M. Brunet estime que lorsqu’un courtier suggère de ne pas loger une réclamation pour un petit vol ou un pare-brise amoché par un cailloux, il fait son travail de conseiller, comme le stipule la loi. Si cela se traduit par une rentabilité accrue de son portefeuille, il n’aura tout de même pas failli à son rôle premier, celui de conseiller.

« Mais la réclamation pour un pare-brise fêlé ne fait pratiquement aucune différence dans la commission contingente. L’AMF erre quand elle dit le contraire », affirme un courtier qui désire garder l’anonymat.

« Nous avons des dizaines de représentants qui parlent au public chaque jour et qui renouvellent des polices ou font des suggestions quant aux réclamations des clients, explique Serge Lyras. Ils n’ont aucune idée de ce qu’est une commission contingente ni comment ça marche. Ils ne pensent qu’à servir le client le mieux possible en fonction de leurs connaissances. Ils n’ont aucune influence lorsque vient le temps de faire une offre au client. »

M. Lyras explique qu’il n’a jamais participé à des concours et qu’il représente une dizaine d’assureurs, ce qui lui complique grandement la tâche au niveau informatique. Il reconnaît qu’il existe tout de même des problèmes autour des commissions conditionnelles: « La conservation d’unités de police minimales pour conserver les contingentes devrait être abolie, dit-il. Elles empêchent certains courtiers de réellement magasiner. »

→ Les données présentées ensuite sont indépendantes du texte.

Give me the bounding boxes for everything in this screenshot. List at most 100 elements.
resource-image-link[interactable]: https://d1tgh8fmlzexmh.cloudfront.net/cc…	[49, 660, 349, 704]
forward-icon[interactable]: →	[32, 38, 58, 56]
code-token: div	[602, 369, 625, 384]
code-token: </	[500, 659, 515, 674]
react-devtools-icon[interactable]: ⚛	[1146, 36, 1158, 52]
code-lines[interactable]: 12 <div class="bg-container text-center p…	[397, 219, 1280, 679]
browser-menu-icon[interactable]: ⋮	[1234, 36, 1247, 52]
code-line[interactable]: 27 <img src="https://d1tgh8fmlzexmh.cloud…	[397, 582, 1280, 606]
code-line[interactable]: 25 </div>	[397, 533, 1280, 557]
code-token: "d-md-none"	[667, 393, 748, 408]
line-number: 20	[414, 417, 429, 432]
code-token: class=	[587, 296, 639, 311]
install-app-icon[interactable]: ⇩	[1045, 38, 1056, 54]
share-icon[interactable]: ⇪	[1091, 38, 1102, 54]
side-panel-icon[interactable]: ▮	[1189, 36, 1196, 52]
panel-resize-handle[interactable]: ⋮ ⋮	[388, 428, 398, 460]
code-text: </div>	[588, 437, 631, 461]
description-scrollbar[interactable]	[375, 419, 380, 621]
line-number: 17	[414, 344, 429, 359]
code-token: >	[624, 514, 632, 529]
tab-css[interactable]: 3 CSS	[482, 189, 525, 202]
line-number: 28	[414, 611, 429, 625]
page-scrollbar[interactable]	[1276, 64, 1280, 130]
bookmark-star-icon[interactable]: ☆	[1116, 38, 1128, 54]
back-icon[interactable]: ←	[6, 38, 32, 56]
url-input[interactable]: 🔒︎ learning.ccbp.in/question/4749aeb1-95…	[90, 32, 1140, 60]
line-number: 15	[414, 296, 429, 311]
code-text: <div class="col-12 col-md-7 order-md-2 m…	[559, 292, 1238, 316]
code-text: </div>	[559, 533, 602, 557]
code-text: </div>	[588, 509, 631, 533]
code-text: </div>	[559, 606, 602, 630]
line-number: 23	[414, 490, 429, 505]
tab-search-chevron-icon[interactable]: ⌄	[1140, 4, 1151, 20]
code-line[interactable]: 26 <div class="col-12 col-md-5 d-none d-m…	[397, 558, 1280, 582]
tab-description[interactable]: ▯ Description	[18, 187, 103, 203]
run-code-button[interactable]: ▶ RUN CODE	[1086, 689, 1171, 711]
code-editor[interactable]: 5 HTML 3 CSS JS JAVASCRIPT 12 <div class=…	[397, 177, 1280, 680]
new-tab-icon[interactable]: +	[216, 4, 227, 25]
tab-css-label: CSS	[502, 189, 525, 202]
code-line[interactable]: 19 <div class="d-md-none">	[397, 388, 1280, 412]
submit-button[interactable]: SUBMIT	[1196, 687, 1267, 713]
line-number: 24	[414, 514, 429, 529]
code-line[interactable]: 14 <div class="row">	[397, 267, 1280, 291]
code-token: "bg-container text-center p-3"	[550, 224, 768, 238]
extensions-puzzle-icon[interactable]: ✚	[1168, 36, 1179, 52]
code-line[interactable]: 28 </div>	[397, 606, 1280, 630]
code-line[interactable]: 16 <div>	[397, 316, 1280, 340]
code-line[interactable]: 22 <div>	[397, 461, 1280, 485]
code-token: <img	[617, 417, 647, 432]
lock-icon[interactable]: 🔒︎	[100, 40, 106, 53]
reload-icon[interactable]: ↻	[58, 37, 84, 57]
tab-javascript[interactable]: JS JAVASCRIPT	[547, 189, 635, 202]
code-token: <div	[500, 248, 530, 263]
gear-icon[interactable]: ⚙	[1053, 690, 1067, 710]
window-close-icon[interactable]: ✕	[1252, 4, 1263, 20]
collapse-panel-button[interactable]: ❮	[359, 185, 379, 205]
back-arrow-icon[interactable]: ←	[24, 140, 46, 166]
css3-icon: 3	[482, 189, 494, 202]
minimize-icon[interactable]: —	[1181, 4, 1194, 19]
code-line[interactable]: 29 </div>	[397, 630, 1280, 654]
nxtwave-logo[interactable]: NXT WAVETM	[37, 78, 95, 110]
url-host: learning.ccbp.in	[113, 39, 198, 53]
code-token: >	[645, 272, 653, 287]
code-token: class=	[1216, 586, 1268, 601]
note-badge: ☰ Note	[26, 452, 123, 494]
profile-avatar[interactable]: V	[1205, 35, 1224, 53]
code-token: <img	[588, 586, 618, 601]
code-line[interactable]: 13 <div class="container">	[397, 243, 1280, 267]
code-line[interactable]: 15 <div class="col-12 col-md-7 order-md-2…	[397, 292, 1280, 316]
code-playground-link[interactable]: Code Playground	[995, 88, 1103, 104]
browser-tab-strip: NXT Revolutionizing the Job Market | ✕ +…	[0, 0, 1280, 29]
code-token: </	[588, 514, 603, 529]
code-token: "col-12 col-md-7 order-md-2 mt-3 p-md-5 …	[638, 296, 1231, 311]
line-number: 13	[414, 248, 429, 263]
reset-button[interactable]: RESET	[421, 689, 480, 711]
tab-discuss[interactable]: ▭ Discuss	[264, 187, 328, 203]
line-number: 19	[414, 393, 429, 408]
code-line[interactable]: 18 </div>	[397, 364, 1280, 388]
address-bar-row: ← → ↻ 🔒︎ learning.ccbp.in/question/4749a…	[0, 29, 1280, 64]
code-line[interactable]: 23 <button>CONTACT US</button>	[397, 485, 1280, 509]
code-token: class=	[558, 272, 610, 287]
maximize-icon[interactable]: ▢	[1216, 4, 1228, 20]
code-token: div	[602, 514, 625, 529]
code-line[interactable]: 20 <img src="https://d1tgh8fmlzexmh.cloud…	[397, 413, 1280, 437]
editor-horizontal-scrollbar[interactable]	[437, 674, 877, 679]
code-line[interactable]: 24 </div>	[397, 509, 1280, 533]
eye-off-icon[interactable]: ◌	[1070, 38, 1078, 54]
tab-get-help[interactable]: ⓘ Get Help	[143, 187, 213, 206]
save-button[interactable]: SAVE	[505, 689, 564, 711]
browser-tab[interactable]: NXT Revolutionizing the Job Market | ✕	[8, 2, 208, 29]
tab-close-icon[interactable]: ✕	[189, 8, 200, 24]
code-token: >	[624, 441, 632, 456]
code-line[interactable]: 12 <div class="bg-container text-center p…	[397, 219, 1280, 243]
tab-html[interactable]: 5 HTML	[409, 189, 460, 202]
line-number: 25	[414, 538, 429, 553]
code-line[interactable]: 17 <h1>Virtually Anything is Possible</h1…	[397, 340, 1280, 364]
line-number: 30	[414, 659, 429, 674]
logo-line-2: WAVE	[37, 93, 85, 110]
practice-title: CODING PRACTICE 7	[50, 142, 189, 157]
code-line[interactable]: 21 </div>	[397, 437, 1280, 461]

Les commissions conditionnelles, ou contingentes, sont calculées annuellement par les assureurs. Elles s’ajoutent aux commissions régulières. Elles sont basées sur l’atteinte d’objectifs de volume de primes ainsi que sur la rentabilité des portefeuilles.

Démonisées dans l’opinion publique parce que perçues comme un incitatif à canaliser des primes chez les assureurs qui en paient le plus, les commissions contingentes sont légales. Certains estiment qu’elles constituent une saine récompense pour une gestion de risque éclairée de la part des courtiers.